Oh, that's from my brother, Joe Udoh. I met him at 9:30 and now he's my brother for life. Joe is incredible. As you can see, he has a way of telling a story through his art. If I have the option, I utilize him for every one of my projects now. I do not believe he has work online and he keeps deleting and reactivating his Instagram account. Joe's an introvert like me, even more so.
I seek out people who I know are professional in what they do and really intentional in what they do. It enables me to just let them do their thing. I don't really have to micromanage. I hate doing that anyway. I give [the designer or illustrator I’m working with] a broad idea of what I envision and just let them do their thing. I think that's why me and Joe work so well. We’re basically the exact same person, so I can tell him something and he can execute it and bring it to life.
What was it like to work with Uptown XO on Culture Over Corporate?
XO knocked out either four or five songs [the first night we recorded Culture Over Corporate]. That was one of the best nights of my life. The energy in the studio was crazy, and it all came from XO. It was surreal to me because I'd wanted to work with him for years, and I was actually there. It was truly a dream come true. I was in awe that he was doing all this over my beats. One of the beats we used that night was four or five years old. The fact that it still resonated with him, and still sounded good, was dope to me.

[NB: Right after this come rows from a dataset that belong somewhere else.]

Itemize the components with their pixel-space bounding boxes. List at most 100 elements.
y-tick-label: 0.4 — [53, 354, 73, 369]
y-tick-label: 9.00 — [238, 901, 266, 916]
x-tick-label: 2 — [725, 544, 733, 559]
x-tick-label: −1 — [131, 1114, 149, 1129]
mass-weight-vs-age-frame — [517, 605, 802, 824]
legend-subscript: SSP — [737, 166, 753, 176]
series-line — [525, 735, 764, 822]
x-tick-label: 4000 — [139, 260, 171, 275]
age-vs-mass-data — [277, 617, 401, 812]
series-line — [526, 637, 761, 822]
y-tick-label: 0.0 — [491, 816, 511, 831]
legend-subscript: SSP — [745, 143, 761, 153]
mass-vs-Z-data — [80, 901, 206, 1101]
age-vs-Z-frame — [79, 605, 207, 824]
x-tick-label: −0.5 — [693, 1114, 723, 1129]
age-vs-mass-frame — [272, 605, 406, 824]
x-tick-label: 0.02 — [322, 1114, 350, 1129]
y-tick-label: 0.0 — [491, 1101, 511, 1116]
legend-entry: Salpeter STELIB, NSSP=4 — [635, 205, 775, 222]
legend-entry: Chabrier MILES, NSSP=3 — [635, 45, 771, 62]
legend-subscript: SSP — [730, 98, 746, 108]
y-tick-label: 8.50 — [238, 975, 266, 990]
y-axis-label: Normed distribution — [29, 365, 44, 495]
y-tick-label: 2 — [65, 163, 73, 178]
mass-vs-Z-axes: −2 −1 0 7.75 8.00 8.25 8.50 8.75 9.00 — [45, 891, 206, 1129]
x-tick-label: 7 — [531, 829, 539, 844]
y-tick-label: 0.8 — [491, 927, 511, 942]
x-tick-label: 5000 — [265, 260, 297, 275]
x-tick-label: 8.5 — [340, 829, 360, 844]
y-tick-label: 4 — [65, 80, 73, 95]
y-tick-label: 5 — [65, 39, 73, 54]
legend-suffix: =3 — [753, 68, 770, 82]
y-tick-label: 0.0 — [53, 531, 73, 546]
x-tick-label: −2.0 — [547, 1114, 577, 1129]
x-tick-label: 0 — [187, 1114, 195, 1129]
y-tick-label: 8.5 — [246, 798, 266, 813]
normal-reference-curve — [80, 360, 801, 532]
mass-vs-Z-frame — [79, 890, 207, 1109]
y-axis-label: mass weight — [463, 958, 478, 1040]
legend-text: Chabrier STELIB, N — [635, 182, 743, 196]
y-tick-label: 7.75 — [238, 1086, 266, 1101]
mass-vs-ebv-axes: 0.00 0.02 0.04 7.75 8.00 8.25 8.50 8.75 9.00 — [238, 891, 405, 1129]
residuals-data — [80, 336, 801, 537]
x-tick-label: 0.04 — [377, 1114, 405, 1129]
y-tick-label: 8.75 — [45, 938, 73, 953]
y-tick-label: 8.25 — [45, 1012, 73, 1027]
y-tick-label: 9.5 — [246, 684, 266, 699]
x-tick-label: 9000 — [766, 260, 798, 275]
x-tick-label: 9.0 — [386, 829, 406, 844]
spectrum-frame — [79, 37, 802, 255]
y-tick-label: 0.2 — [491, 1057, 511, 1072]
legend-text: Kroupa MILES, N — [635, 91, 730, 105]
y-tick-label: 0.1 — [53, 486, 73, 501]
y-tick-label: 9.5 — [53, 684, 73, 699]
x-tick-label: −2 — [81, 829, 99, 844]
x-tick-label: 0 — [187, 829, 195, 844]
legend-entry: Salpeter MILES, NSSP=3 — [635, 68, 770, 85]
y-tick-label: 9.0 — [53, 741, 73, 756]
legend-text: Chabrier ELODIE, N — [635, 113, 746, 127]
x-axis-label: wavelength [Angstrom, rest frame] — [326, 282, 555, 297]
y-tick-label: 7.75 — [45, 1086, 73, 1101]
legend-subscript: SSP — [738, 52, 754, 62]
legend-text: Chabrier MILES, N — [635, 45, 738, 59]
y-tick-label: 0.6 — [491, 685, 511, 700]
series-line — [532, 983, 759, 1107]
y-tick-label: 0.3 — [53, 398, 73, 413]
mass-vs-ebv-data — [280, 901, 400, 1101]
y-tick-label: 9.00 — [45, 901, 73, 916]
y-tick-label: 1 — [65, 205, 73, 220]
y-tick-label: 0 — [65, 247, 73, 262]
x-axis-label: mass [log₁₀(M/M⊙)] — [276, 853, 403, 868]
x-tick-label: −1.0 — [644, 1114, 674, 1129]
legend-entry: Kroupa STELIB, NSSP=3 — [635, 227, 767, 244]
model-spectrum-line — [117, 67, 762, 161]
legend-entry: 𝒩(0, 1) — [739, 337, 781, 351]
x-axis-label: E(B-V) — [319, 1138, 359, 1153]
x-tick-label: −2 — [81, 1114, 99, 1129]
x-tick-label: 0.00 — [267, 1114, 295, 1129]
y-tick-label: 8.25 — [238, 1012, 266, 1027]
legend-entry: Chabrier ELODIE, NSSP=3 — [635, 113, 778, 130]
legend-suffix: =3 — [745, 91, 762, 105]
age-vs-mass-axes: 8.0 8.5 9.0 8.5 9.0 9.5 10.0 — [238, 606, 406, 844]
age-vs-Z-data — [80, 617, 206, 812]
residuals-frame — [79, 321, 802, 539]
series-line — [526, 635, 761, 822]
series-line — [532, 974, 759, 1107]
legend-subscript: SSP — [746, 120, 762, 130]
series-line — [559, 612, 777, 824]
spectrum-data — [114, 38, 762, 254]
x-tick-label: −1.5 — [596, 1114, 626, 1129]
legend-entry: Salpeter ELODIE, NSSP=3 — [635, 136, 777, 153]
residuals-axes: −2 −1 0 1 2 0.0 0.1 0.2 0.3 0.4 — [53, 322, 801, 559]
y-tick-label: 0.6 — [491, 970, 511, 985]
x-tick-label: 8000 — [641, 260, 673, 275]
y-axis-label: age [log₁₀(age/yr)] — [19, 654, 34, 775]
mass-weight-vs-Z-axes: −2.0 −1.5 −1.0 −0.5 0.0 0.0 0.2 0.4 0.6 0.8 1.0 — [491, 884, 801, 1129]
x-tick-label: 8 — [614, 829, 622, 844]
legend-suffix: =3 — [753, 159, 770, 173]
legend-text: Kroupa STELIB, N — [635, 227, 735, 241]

At that moment, I didn't really see myself as XO’s peer, even though he probably saw me that way. He would do some stuff and I would try to provide input, but I was nervous. At the same time, I knew there was a reason why he chose me to do this. I tried to keep that in mind. I began to feel more confident to speak up and provide valuable input. I would definitely say that, through that process, I started to learn my worth as a producer and really, truly understand my capabilities in terms of my musicianship and what I'm able to bring to the table.
It took a little bit for this project to be publicly released, but it was, and it was extremely well received. I'm still in shock that I was the sole producer of this album. Nine songs, plus interludes. 100% produced by me. I’m extremely proud of that project.